The latest talk on the sports radio that I frequently enjoy is about the proposed ban on the n-word on the field. If players use it, the team would suffer a 15-yard penalty. Initially, as someone who never uses that term and finds it absolutely egregious to use it, I thought, “Hey, this rule ain’t so bad.”
And then of course I thought of my former students, my neighbors, and my friends who simply use the n-word and my thought changes. I’ve written about my third way approach to the n-word before. I literally am “neutral” on the issue. I’m not much an “issue” guy anyway, I’m more of a relator. With that said, I relate to people who use it casually—like I use “dude”—and I totally understand why they would use an incredibly offensive word and take away its power. On the other hand, some others are vehemently opposed to its use because it makes light of the centuries of oppression black people have suffered. Understandable, too.
For a fan of the Eagles, whose newly signed receiver Riley Cooper used the slur last year (and I thought the team should have cut him for using it), I understand why the wide receiver would defend the ban. Of course he does! What would happen if he didn’t?
On the other hand, Richard Sherman, another favorite of my blog, thinks the ban is ‘almost racist.’ It very well might be. I’m not even sure how one would enforce it. Because there is a clear distinction between the use of the word when one drops the –er and adds an –a and when one doesn’t, I don’t think it makes a whole lot of sense, or even has the ability to be properly enforced.
No matter what, sometimes that term is endearing. Sometimes it’s racist. We all can tell the difference, too. How do you make a rule about that? Well, I suppose you can’t.
My instinct is just to help players not be racist. Teach them to reconcile, help them to understand their privileges, and get an education about race. Maybe they should all learn about anti-oppression from the Mennonite Central Committee.

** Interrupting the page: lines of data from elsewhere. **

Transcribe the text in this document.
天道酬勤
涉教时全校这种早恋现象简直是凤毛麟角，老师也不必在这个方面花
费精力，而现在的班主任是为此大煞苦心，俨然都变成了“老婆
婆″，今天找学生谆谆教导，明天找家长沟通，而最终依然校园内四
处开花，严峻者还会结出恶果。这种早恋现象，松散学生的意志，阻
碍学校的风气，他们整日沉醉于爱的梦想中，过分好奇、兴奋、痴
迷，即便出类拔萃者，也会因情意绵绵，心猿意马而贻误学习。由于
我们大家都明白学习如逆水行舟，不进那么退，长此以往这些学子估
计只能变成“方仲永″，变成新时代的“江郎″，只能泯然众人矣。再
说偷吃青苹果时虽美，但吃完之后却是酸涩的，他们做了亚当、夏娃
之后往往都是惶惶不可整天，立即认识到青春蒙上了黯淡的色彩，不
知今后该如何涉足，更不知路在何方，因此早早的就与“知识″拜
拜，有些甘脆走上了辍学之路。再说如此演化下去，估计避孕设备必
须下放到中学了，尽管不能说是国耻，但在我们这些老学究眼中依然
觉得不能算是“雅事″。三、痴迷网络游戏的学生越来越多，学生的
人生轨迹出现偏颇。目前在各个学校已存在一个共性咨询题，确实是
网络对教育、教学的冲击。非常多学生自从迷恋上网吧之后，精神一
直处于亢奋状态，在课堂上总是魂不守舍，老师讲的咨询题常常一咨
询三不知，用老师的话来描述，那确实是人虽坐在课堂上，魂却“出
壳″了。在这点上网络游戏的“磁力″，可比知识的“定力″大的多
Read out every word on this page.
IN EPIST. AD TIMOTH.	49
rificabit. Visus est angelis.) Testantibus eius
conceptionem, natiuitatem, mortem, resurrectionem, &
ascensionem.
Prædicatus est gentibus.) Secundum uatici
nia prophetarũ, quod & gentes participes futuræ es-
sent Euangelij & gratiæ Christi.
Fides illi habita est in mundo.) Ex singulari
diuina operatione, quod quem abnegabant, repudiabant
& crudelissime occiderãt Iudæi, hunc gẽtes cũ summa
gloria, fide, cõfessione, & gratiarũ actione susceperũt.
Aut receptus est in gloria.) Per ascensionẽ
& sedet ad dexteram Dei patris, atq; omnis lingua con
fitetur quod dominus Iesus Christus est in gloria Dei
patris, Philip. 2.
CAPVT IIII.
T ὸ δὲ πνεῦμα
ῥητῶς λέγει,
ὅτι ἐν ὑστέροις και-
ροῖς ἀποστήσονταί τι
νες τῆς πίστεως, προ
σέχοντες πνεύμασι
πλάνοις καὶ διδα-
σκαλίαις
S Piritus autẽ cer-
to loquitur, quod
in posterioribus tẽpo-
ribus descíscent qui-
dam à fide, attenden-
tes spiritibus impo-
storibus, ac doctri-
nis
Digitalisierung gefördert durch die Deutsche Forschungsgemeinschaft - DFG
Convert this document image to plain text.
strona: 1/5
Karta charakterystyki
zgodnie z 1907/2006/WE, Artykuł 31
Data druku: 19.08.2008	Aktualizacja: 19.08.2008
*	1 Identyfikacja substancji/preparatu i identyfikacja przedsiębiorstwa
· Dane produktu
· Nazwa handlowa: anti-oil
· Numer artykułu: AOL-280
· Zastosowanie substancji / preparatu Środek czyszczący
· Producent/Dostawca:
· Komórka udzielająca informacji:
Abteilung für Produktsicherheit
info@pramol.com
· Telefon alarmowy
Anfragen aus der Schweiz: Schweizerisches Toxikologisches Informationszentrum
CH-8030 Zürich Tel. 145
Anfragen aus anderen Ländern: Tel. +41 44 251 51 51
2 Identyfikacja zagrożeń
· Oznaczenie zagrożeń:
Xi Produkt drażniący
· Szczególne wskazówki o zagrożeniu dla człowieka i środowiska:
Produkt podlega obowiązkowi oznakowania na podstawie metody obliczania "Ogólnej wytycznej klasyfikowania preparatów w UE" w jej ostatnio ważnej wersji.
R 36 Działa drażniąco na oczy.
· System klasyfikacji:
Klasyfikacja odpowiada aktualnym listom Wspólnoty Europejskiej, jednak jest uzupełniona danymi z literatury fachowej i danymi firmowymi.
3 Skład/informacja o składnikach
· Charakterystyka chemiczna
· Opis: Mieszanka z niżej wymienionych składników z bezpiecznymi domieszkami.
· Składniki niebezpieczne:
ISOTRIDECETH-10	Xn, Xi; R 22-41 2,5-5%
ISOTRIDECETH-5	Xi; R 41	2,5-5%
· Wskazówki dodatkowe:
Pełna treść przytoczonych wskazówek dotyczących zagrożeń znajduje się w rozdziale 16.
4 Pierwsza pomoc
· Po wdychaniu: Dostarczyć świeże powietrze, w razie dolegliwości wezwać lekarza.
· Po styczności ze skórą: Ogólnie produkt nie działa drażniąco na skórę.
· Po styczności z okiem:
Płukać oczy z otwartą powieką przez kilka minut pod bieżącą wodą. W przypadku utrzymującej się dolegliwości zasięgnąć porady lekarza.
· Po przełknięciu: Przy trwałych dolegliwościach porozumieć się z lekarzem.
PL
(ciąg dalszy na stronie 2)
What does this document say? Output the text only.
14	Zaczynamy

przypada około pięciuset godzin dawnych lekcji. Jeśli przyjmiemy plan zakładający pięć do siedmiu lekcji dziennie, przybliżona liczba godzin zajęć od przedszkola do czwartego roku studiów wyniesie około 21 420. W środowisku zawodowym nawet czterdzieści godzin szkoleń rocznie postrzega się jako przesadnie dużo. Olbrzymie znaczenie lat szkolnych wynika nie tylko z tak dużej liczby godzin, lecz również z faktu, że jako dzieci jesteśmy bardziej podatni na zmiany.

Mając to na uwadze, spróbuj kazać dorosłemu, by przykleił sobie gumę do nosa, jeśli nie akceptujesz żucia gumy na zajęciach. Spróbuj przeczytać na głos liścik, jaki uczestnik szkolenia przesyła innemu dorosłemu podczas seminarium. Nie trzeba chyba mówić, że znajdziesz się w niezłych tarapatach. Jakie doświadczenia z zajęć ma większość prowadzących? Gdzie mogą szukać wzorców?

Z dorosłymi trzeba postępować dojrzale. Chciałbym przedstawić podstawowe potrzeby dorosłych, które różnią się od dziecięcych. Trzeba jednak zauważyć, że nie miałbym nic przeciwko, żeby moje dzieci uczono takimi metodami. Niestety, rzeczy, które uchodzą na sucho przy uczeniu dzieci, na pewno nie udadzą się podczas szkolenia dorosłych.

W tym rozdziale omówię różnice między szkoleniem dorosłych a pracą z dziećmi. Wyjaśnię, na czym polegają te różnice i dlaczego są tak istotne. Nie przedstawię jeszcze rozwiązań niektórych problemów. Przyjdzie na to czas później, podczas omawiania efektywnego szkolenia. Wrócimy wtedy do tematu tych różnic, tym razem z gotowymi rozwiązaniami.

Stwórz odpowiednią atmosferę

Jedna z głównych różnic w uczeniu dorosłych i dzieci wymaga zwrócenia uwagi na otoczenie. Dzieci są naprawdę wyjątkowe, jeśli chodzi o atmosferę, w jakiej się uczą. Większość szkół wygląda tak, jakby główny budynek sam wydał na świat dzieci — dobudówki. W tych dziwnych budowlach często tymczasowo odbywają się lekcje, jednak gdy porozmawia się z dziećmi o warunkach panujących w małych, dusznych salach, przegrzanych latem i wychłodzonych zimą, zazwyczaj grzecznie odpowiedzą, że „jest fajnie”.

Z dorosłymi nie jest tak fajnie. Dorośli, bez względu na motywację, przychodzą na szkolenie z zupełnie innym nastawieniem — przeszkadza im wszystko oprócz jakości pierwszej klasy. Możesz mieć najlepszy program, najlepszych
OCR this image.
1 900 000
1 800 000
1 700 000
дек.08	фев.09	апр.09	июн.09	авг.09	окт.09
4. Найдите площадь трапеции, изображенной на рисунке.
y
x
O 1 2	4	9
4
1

I understand why Goodell thinks his league will be less profitable than if the working environment for the players is hostile. Richie Incognito’s harassment of Jonathan Martin is a case-in-point. But the solution might not to be to just legislate the morality.
In fact, if he does that, he might think he’s done his part in the decidedly racist interactions that occur in the NFL. The hysteria over the n-word is really unbelievable, and for me, it’s especially unbelievable in a league who has a team named after a racist term already.
How Roger Goodell can impose a penalty for the use of the n-word, while still supporting Dan Snyder’s manifestly racist team’s nickname is beyond me. It just shows you how money-focused Goodell really is. Doesn’t care about players, race, or the integrity of his game (never mind the violence, the health of the players, and all of the other costs of an 18-game season that is another one of his dreams). I won’t redundantly list out all of the reasons that Washington needs to change its name, find them here, but to me, it’s clear that Goodell’s motives are all over the place.
I love it when the Onion says that the “Redskins name only offensive if you think about what it means.” Regarding the n-word, if you think about it, well, it’s not so clear, is it?
I think that’s the point. Legislating justice could be a start, but if we ever think it’s the end, we’ve got another thing coming. Slavery has ended in the U.S., equal rights for people of color is the law of the land, and guess what? There are more black men imprisoned today than were enslaved in 1850. It’s a new Jim Crow. Banning the n-word might cover Goodell’s butt, but it won’t solve the problem of prejudice in the NFL—since black players probably use the word more than anyone of the field, it might make it worse.